La Botswana Development Corporation (BDC) a signé un accord d'une valeur d'environ 2 milliards de dollars avec le groupe Albaddad, basé à Dubaï, pour la construction d'un développement urbain à usage mixte dans ce pays d'Afrique australe, a déclaré son directeur général, Oteng Keabetswe.
Ce projet s'inscrit dans le plan de la nation africaine visant à attirer les investissements étrangers et à accroître la participation du secteur privé dans les grands développements.
« Nos capitaux se tarissent actuellement alors que la liquidité se resserre sur le marché », a-t-il déclaré dans une publication sur les réseaux sociaux.
La future New Botswana City, couvrant 124 000 mètres carrés, comprend le Centre mondial d'exposition et de commerce Albaddad Botswana, un boulevard commercial, cinq hôtels et des projets résidentiels, a précisé Keabetswe.
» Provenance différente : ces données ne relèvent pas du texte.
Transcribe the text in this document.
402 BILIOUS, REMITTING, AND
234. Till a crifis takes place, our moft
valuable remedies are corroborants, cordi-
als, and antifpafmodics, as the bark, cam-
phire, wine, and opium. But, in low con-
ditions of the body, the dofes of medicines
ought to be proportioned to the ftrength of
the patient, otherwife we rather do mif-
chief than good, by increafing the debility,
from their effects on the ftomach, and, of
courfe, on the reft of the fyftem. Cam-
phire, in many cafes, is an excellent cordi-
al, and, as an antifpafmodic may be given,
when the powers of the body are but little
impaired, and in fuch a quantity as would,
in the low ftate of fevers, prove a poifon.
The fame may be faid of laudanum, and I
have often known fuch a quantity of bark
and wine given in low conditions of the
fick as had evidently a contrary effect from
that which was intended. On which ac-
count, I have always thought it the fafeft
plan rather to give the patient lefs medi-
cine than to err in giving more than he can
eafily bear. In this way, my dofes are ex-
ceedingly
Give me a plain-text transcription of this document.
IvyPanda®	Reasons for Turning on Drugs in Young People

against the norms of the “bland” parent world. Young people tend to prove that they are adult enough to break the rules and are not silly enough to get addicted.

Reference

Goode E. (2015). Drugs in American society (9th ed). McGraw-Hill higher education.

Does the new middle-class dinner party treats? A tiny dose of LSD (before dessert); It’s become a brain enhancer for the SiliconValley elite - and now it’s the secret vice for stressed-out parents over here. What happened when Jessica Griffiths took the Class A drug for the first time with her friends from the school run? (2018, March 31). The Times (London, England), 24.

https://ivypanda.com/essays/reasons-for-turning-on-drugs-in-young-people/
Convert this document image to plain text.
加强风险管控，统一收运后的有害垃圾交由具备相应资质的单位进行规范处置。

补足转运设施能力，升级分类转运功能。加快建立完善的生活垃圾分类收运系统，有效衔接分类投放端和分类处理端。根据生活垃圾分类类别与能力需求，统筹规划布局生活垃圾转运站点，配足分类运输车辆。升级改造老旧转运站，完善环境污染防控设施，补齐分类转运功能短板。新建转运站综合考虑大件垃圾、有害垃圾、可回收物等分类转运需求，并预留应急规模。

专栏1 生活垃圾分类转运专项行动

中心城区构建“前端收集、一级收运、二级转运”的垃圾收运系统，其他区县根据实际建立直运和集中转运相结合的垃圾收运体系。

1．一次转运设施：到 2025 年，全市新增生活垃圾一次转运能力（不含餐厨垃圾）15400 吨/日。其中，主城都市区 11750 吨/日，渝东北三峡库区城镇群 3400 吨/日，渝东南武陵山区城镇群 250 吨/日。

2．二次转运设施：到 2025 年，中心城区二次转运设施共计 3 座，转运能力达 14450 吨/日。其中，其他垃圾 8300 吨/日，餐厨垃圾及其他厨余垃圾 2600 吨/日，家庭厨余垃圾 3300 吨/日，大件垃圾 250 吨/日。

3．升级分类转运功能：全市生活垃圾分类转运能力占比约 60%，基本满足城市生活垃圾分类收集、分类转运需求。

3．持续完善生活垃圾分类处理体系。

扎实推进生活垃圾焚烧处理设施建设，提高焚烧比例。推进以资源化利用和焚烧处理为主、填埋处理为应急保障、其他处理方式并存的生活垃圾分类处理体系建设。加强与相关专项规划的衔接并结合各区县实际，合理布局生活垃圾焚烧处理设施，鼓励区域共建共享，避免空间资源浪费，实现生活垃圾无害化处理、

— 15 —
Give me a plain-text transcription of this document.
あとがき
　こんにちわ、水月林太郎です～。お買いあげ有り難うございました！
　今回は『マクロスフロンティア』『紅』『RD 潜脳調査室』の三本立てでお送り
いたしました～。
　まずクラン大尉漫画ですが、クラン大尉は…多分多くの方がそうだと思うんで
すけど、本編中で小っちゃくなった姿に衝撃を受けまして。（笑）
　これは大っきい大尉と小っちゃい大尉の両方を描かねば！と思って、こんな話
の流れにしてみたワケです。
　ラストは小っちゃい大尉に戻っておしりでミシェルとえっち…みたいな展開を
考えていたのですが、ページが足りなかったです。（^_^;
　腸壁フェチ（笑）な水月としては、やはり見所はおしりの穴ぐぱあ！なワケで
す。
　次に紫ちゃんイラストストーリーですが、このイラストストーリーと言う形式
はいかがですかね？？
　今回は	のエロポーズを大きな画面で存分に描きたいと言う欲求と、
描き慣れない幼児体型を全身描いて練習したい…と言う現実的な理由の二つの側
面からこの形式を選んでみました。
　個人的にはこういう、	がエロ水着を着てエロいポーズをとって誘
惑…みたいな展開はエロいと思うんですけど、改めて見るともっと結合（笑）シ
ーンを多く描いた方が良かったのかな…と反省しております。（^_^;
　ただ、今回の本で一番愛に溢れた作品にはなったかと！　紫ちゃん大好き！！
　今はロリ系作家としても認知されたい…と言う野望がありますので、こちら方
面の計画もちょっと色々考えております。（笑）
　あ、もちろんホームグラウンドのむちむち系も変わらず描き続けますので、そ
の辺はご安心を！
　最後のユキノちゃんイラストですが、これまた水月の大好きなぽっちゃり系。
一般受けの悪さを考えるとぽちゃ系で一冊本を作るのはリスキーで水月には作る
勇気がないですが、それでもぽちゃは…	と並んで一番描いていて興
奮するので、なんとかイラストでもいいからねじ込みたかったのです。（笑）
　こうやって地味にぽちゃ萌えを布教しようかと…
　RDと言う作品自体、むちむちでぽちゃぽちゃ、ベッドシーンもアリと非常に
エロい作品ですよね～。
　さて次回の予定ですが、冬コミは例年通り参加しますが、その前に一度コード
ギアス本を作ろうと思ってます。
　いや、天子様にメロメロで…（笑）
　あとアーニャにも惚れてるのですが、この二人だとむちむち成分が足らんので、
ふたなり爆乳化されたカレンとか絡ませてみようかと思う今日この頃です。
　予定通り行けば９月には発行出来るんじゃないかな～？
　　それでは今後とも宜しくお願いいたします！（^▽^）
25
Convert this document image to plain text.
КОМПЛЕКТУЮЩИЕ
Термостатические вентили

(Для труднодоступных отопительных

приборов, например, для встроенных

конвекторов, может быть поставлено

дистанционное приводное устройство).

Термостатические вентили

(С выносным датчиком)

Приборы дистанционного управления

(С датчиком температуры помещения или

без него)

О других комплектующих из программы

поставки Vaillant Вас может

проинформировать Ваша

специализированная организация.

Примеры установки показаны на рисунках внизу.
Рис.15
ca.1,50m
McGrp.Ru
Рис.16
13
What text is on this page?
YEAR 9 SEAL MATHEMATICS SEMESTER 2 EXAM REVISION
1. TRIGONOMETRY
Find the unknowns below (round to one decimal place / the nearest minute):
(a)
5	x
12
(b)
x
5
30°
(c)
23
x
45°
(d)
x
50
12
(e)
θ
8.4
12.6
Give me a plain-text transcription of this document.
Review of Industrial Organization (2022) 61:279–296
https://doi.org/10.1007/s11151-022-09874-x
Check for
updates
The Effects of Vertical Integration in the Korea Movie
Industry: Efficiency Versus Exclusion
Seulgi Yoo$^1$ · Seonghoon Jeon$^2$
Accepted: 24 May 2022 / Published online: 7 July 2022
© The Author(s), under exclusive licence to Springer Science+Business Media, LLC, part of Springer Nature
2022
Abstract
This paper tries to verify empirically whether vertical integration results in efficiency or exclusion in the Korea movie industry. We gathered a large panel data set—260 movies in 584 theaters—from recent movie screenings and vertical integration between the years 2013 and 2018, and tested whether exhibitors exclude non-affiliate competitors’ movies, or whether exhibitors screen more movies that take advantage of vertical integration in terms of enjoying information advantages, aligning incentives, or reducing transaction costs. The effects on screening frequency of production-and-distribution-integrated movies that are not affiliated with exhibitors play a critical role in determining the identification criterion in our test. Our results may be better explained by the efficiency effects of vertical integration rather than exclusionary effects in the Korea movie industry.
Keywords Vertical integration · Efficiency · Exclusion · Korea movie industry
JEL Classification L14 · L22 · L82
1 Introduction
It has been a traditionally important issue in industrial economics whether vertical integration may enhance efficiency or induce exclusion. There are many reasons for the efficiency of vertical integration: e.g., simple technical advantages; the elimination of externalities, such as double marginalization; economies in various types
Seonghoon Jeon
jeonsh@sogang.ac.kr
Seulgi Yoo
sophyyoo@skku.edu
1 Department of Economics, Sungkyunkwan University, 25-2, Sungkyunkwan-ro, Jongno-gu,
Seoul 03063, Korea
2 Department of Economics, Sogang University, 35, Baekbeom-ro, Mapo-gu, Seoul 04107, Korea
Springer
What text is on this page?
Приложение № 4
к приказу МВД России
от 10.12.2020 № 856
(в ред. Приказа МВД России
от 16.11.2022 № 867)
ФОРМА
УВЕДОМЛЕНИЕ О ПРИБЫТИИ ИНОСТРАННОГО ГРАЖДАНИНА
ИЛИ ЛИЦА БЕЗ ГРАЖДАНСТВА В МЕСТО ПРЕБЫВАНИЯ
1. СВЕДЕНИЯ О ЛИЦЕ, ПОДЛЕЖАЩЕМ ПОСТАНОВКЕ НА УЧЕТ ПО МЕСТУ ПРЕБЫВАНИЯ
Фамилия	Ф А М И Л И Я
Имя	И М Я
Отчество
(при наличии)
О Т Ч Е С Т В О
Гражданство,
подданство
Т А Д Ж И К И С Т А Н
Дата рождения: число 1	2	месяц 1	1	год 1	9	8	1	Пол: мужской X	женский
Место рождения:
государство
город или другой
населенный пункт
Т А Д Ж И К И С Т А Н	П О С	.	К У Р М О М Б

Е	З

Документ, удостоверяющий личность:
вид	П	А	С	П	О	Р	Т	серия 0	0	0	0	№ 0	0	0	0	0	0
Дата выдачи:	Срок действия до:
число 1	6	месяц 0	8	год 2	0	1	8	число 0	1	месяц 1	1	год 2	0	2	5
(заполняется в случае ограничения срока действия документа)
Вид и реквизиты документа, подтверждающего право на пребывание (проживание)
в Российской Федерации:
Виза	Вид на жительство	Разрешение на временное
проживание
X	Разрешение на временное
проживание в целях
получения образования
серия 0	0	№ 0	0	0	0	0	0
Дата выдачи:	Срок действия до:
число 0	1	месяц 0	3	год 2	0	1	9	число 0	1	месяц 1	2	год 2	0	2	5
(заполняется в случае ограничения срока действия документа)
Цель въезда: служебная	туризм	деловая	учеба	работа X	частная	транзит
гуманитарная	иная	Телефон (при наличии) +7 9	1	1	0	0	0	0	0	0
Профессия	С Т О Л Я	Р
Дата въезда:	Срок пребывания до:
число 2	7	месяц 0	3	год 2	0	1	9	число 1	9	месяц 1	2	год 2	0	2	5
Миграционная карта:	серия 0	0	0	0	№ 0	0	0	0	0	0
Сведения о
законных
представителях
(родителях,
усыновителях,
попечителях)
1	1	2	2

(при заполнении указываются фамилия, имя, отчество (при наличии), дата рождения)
La première phase du projet est le centre commercial, a-t-il indiqué, ajoutant qu'Albaddad financera intégralement l'ensemble du développement.
« Notre rôle en tant que BDC était d'apporter nos terrains au projet. Nos terrains sont actuellement évalués à près de 200 millions de pulas (15 millions de dollars), notre contribution représente donc 0,07 % du coût total du projet », a-t-il déclaré.
Cependant, BDC détiendra une participation de 5 % dans le projet, avec l'intention de la porter à 26 % à terme.
Albaddad, grâce à son bilan, a été en mesure de mobiliser des capitaux mondiaux pour financer le projet, a indiqué Keabetswe.
Les détails spécifiques sur les segments du projet n'ont pas été communiqués.
Albaddad opère dans plus de 50 marchés au Moyen-Orient, en Afrique, en Asie, en Europe et aux États-Unis, selon son site web.
Par ailleurs, le président du Botswana Duma Boko a déclaré à Bloomberg que le gouvernement mène des discussions avec les Émirats arabes unis et Oman, cherchant leur soutien pour acquérir une participation « stratégique » dans De Beers, producteur de diamants, auprès d'Anglo American Plc, dont le siège est au Royaume-Uni.
Anglo American est en train de présélectionner des candidats pour la cession de sa participation de 85 % dans De Beers.
« Nous recherchons des partenaires fiables et de confiance. Les Omanais et les Émirats arabes unis ont désormais revendiqué cette place », a-t-il déclaré.
L'économie du Botswana a été affectée par la baisse des prix mondiaux des diamants, les consommateurs optant davantage pour des pierres synthétiques. Les diamants représentent 80 % des exportations totales du pays et un quart de son produit intérieur brut.
Le Botswana détient déjà une participation de 15 % dans De Beers, selon le rapport.